Most days I walk around with my writing cap on, hungrily looking for things to write about. Any writer can tell you (not that I’m a writer, but sometimes I like to dress up and play writer) that no moment is too banal as long as you’ve got the right spin. Occasionally, I’ll make it through the work day without one “writing worthy” moment and start to wish one into existence, hoping that someone will say something ridiculous in the parking lot that I could make fun of or praying for inspiration to drop down out of the heavens and bless me with a story.
Other times my dad calls me after a minimum of 2 bottles of wine and can barely speak.
It isn’t noteworthy that my dad is drunk, though it does stand to mention that my dad is A Drunk. Like a good, ole-fashioned hides the bottles in the closet kind of drunk. He’s also a bipolar narcissist who refuses to acknowledge or treat any of these issues through therapy or medical purposes. The upside is it’s made me interesting, empathetic, and a bad bitch when it comes to a crisis. And it doesn’t take a professional to infer that the downside is that it’s also made me paranoid, angry, and a roller coaster of a girlfriend.

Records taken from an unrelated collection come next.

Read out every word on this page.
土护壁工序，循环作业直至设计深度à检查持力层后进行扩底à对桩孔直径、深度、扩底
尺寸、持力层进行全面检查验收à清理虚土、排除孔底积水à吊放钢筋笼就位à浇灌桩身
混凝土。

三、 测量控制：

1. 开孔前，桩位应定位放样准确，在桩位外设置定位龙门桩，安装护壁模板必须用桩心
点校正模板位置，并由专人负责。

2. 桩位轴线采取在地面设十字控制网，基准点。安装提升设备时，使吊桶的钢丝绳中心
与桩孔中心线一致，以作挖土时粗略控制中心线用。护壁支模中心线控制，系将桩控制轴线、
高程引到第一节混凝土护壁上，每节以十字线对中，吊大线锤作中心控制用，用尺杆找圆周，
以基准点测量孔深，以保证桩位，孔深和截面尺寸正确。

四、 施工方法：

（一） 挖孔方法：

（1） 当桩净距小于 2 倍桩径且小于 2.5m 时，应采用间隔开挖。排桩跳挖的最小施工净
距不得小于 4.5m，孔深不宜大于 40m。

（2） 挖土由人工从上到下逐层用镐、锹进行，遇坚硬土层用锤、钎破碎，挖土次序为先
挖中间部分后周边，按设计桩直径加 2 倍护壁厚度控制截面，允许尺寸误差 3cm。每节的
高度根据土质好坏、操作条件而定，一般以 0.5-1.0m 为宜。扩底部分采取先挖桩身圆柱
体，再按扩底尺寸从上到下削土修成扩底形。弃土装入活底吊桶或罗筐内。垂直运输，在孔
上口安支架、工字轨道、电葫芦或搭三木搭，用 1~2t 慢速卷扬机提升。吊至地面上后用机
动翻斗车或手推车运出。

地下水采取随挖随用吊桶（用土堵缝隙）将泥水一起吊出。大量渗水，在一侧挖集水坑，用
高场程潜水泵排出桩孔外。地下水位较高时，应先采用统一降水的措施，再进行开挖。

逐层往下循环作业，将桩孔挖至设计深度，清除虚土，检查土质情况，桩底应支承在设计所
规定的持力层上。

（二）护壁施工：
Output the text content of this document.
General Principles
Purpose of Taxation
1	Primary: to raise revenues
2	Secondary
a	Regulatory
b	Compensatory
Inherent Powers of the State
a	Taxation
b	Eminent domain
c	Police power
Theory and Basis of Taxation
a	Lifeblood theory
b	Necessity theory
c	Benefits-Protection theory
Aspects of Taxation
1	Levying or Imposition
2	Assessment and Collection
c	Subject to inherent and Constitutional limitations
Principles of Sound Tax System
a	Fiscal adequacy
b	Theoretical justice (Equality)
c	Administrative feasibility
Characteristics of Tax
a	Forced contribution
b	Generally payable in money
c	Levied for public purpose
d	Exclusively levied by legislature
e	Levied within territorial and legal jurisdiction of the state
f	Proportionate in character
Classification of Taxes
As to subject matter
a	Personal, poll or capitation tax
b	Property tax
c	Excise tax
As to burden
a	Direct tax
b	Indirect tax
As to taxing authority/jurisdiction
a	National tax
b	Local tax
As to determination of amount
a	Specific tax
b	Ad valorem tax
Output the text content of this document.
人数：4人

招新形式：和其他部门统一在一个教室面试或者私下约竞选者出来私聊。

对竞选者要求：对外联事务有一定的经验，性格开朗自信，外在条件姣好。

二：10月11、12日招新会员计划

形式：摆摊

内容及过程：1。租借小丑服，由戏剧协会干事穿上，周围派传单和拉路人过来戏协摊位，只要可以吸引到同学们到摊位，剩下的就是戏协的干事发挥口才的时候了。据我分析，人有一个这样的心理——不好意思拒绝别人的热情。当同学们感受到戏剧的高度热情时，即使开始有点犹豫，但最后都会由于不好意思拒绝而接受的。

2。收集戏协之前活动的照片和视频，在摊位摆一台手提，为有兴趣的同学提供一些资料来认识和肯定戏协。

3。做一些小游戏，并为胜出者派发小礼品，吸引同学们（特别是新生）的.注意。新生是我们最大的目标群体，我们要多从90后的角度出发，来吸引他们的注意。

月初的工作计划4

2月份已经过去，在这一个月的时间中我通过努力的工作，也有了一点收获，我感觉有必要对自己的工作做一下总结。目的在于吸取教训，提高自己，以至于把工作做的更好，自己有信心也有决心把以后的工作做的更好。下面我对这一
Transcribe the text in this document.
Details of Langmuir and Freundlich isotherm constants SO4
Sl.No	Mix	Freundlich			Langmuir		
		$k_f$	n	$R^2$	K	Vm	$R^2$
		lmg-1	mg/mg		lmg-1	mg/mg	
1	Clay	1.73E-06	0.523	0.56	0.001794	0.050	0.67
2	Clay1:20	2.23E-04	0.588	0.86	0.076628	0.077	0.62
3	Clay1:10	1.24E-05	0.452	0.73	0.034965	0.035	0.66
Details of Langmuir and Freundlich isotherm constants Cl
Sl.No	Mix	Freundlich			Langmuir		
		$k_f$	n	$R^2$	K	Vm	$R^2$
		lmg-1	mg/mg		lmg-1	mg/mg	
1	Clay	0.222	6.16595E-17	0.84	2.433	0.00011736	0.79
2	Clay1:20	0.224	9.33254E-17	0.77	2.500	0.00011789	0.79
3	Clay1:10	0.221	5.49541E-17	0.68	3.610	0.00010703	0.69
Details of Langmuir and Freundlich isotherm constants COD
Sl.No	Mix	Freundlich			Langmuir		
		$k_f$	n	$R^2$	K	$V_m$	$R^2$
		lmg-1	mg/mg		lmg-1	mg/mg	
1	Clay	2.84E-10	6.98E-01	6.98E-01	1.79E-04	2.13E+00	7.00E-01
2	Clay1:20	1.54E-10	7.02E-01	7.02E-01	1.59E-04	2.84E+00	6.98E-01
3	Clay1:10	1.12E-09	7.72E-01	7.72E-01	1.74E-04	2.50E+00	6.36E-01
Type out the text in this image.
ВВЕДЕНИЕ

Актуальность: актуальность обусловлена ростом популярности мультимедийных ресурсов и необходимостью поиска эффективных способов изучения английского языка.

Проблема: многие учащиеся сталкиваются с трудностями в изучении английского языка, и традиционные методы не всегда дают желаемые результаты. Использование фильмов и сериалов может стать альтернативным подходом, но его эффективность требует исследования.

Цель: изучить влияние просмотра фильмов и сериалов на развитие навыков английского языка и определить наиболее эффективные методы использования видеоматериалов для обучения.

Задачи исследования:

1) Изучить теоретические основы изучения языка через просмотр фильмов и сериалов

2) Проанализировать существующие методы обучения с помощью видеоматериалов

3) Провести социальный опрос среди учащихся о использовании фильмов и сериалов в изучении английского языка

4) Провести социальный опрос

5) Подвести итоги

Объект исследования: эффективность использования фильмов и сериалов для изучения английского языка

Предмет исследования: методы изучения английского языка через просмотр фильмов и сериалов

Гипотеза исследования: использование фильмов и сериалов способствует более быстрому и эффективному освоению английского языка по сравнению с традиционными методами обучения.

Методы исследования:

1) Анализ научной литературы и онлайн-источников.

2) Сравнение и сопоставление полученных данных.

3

It wasn’t until the last year that I realized my “fear” of intimacy wasn’t actually a fear at all- it was flat out contempt. I was so used to the “I love you” and “you’re my world” comments that would come from my dad to be addled with upwards of five vodka rocks and self-indulgence about how much HE loved and how much HE sacrificed for me. To this day he can’t tell me he loves me without turning it into a poor man’s attempt at a sonnet- maybe because that’s how much he loves me; definitely because that’s how much he loves to paint himself into that role. Even loving his kids was always about him. Everything was always about him. So right up until this year, being adored by a romantic partner made my skin crawl; the wires in my brain had become crossed and when the warm and fuzzies were supposed to light up, instead a silent, seething repulsion was lit. It was a visceral reaction and I would literally become hot with anger or start to have my vision blur or would be convinced I would vomit. While my face I’m sure resembled someone witnessing a car accident, the soundtrack of my mind was more like:
Me to me: Don’t freak out.
Me to him: Pull it together you self-indulgent fuck.
Me to me: Stop it. Let him be nice to you.
Me to him: Who in God’s name do you think you are, telling me that you love me? Are you high?
Me to me: You’re going to die alone.
Me to him: You’ve ruined it. If you don’t let go of my hand, I will break your fingers for fun. Please tell me you just snorted a bunch of adderall and we’ll pretend this never happened.
My psychology doctorate that I’ve earned through following Psychology Today on Facebook and almost a decade of watching Criminal Minds in obsessive yet intermittent bouts has finally allowed me to name the problem and start healing. Oh and the partying so hard that my hair hurt did it’s fair share of helping and hurting as well. It’s a new process though, and most days I’m worried this whole house of cards will crash down and Romeo will realize any semblance of emotional stability I portray is a sham. MOMENTS LIKE THIS ARE EXACTLY WHY I DESERVE MORE CREDIT FOR QUITTING SMOKING.
I’m sure it’s becoming more and more obvious why I’m such a catch. (So much humor disguised as insight will continue to be lost on the world until we can all agree on a sarcasm font.)